Nodes All The Way Down
Unified vocabulary — leafs AND parents predicted by the same model.
The Vocabulary Problem
A naive GRU predicts from a flat list of 920 leaf nodes. But execution traces contain more than leaf nodes: they contain parent nodes — named sequences of leaf nodes that recur across workflows. Ignoring parent nodes means the model never learns to predict "I need a database operation" before predicting the specific leaf node.
Five notebooks trace the discovery that leaf nodes and parent nodes must share a single vocabulary, and the consequences of that decision.
The Canonicalization Breakthrough
The softmax had a hidden enemy: 28 duplicate leaf-node groups, each generating
a separate parent node entry. A parent node named std:cap_rename
and another named code:cap_rename were the same logical operation
split across two vocabulary slots.
Canonicalization at training time — without touching the database — collapsed 71 duplicate parent nodes to 240 canonical entries. The softmax signal concentrated. Parent node Hit@1 jumped from 40.6% to 66.3%, a +25.7pp gain from deduplication alone.
Do not merge duplicates in the database. Canonicalize at training time. The database stores truth; the model trains on a view.
Frequency Capping with FPS
Some parent nodes dominate the training set: std:psql_query
appears in thousands of traces. Without capping, the model learns to predict
the most common leaf nodes regardless of context.

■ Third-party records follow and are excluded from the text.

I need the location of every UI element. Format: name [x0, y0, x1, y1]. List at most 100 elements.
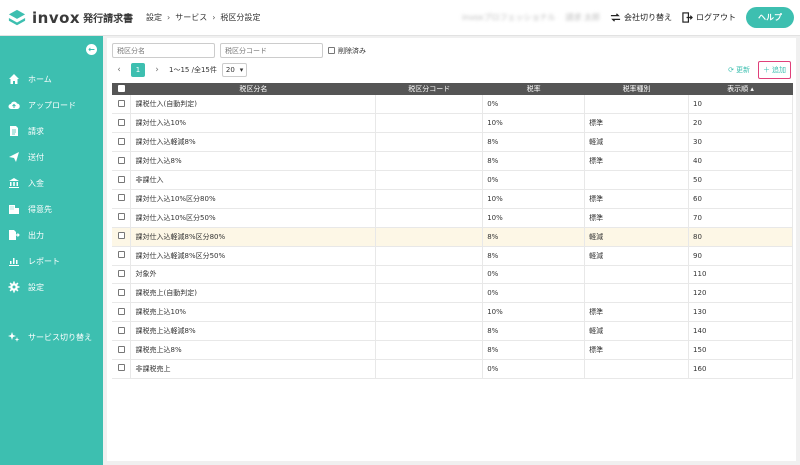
collapse-sidebar-icon[interactable]: ← [86, 44, 97, 55]
cell-display-order: 130 [688, 302, 793, 323]
table-row[interactable]: 非課税売上 0% 160 [112, 359, 793, 379]
sidebar-item-settings[interactable]: 設定 [0, 274, 103, 300]
table-row[interactable]: 課対仕入込10%区分50% 10% 標準 70 [112, 208, 793, 228]
row-checkbox-cell[interactable] [112, 283, 132, 304]
row-checkbox-cell[interactable] [112, 151, 132, 172]
app-logo[interactable]: invox 発行請求書 [0, 9, 140, 27]
row-checkbox-cell[interactable] [112, 227, 132, 247]
tax-code-search-input[interactable] [220, 43, 323, 58]
sidebar-item-home[interactable]: ホーム [0, 66, 103, 92]
row-checkbox-cell[interactable] [112, 132, 132, 153]
row-checkbox[interactable] [117, 194, 125, 202]
cell-rate: 10% [482, 302, 586, 323]
column-header-display-order[interactable]: 表示順 ▴ [688, 83, 793, 95]
cell-rate: 8% [482, 340, 586, 360]
column-header-name[interactable]: 税区分名 [130, 83, 376, 95]
sidebar-item-label: 送付 [28, 152, 44, 162]
help-button[interactable]: ヘルプ [746, 7, 794, 28]
row-checkbox[interactable] [117, 99, 125, 107]
next-page-icon[interactable]: › [150, 63, 164, 77]
row-checkbox-cell[interactable] [112, 246, 132, 266]
row-checkbox[interactable] [117, 288, 125, 296]
sidebar-item-switch-service[interactable]: サービス切り替え [0, 324, 103, 350]
row-checkbox[interactable] [117, 213, 125, 221]
sidebar-item-payment[interactable]: 入金 [0, 170, 103, 196]
row-checkbox[interactable] [117, 156, 125, 164]
add-button[interactable]: ＋ 追加 [758, 61, 791, 79]
table-row[interactable]: 非課仕入 0% 50 [112, 170, 793, 190]
row-checkbox[interactable] [117, 326, 125, 334]
row-checkbox-cell[interactable] [112, 302, 132, 323]
cell-rate-type: 標準 [584, 113, 690, 134]
cell-rate-type: 標準 [584, 189, 690, 209]
table-row[interactable]: 課対仕入込軽減8% 8% 軽減 30 [112, 132, 793, 153]
table-row[interactable]: 課対仕入込10% 10% 標準 20 [112, 113, 793, 134]
table-row[interactable]: 課対仕入込軽減8%区分80% 8% 軽減 80 [112, 227, 793, 247]
sidebar-item-invoice[interactable]: 請求 [0, 118, 103, 144]
refresh-label: 更新 [736, 66, 750, 74]
select-all-checkbox[interactable] [117, 84, 125, 92]
table-row[interactable]: 課税売上(自動判定) 0% 120 [112, 283, 793, 304]
row-checkbox[interactable] [117, 232, 125, 240]
cell-rate-type: 軽減 [584, 227, 690, 247]
sidebar-item-customers[interactable]: 得意先 [0, 196, 103, 222]
document-icon [10, 126, 18, 136]
row-checkbox[interactable] [117, 251, 125, 259]
row-checkbox-cell[interactable] [112, 359, 132, 379]
switch-company-button[interactable]: 会社切り替え [610, 12, 672, 23]
row-checkbox[interactable] [117, 118, 125, 126]
prev-page-icon[interactable]: ‹ [112, 63, 126, 77]
row-checkbox[interactable] [117, 137, 125, 145]
cell-name: 課対仕入込10% [130, 113, 377, 134]
cell-display-order: 20 [688, 113, 793, 134]
row-checkbox[interactable] [117, 364, 125, 372]
show-deleted-checkbox[interactable] [328, 47, 335, 54]
table-row[interactable]: 課対仕入込8% 8% 標準 40 [112, 151, 793, 172]
show-deleted-toggle[interactable]: 削除済み [328, 46, 366, 56]
sidebar-item-label: 入金 [28, 178, 44, 188]
table-row[interactable]: 課対仕入込軽減8%区分50% 8% 軽減 90 [112, 246, 793, 266]
sidebar-item-upload[interactable]: アップロード [0, 92, 103, 118]
row-checkbox-cell[interactable] [112, 208, 132, 228]
row-checkbox-cell[interactable] [112, 170, 132, 190]
cell-display-order: 80 [688, 227, 793, 247]
row-checkbox-cell[interactable] [112, 321, 132, 342]
row-checkbox[interactable] [117, 307, 125, 315]
row-checkbox[interactable] [117, 175, 125, 183]
table-row[interactable]: 課税仕入(自動判定) 0% 10 [112, 95, 793, 115]
select-all-header[interactable] [112, 83, 131, 95]
sidebar-item-report[interactable]: レポート [0, 248, 103, 274]
row-checkbox-cell[interactable] [112, 189, 132, 209]
current-page-button[interactable]: 1 [131, 63, 145, 77]
sidebar-item-label: サービス切り替え [28, 332, 92, 342]
per-page-select[interactable]: 20 ▾ [221, 63, 248, 77]
row-checkbox-cell[interactable] [112, 95, 132, 115]
column-header-code[interactable]: 税区分コード [375, 83, 483, 95]
cell-name: 非課仕入 [130, 170, 377, 190]
table-row[interactable]: 課税売上込8% 8% 標準 150 [112, 340, 793, 360]
breadcrumb-item[interactable]: サービス [175, 12, 207, 23]
cell-display-order: 140 [688, 321, 793, 342]
logout-button[interactable]: ログアウト [682, 12, 736, 23]
cell-rate: 0% [482, 95, 586, 115]
cell-rate-type [584, 95, 690, 115]
row-checkbox-cell[interactable] [112, 340, 132, 360]
refresh-button[interactable]: ⟳ 更新 [728, 65, 750, 75]
cell-rate-type [584, 170, 690, 190]
cell-rate: 10% [482, 113, 586, 134]
column-header-rate[interactable]: 税率 [482, 83, 585, 95]
row-checkbox[interactable] [117, 345, 125, 353]
table-row[interactable]: 対象外 0% 110 [112, 265, 793, 285]
row-checkbox-cell[interactable] [112, 265, 132, 285]
sidebar-item-send[interactable]: 送付 [0, 144, 103, 170]
breadcrumb-item[interactable]: 設定 [146, 12, 162, 23]
sidebar-item-export[interactable]: 出力 [0, 222, 103, 248]
row-checkbox-cell[interactable] [112, 113, 132, 134]
tax-name-search-input[interactable] [112, 43, 215, 58]
table-row[interactable]: 課対仕入込10%区分80% 10% 標準 60 [112, 189, 793, 209]
table-row[interactable]: 課税売上込軽減8% 8% 軽減 140 [112, 321, 793, 342]
cell-display-order: 10 [688, 95, 793, 115]
row-checkbox[interactable] [117, 269, 125, 277]
table-row[interactable]: 課税売上込10% 10% 標準 130 [112, 302, 793, 323]
column-header-rate-type[interactable]: 税率種別 [584, 83, 689, 95]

NB-21 evaluated two capping strategies: random subsampling versus Farthest Point Sampling (FPS). FPS selects the most diverse subset by maximizing distance in intent embedding space, producing a training set with mean pairwise similarity 0.62 vs 0.68 for random — better coverage of the intent distribution with the same budget.
NB-22 revealed the cost: MAX_PER_CAP=30 raises parent node Hit@1 to 82.3%
but drops leaf node Hit@1 from 49.3% to 37.2%. The capping was too aggressive.
The search for the right cap value continues.